Identifying that point is the hard part, said Schwanke.

Caribou management tends to be a tense issue on both sides of the border.

A management plan for the Chisana herd is expected to be signed by this harvest season, said Hegel.

The Fortymile herd underwent a management recovery plan.

The Nelchina has been under Alaskan management plans ever since a widespread harvest was encouraged in 1996-97 to help it recover, said Schwanke.

The Nelchina has also benefited from an aerial wolf-cull program conducted to bolster the moose population since 2001, she said. But now it may be facing even bigger problems.

If its habitat isn’t affected by climate change, a looming hydro-electric project has the potential to severely affect the caribou’s survival, Schwanke said.
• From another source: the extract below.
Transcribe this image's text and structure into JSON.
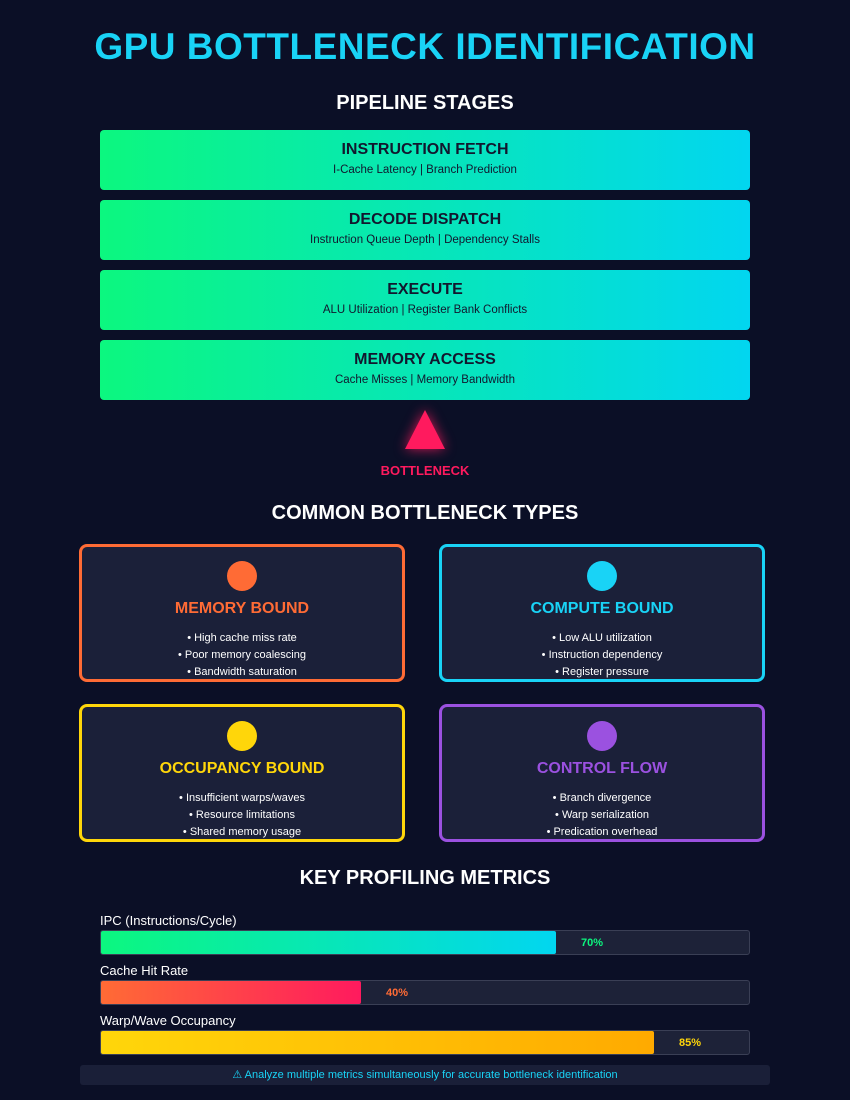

The Susitna-Watana Dam Project was big news in the mid-‘80s but it was never built. Now it’s back on the table.

“A lot of money has been allocated to studying the potential affects,” Schwanke said.

“The proposed lake above the dam sits directly north of the Nelchina caribou herd’s calving grounds and the caribou cross the area twice a year.”

Harrison said in addition to studying the caribou, the council will gather and record traditional knowledge about the land and animals in the area.

Most of its caribou knowledge is rooted in traditional place names, and in languages that are dying with the elders.

In July, the council plans to meet experts who have studied the Porcupine caribou herd.

They will share practices, techniques and information as well as discuss work the council has already done on resiliency, biodiversity and climate change.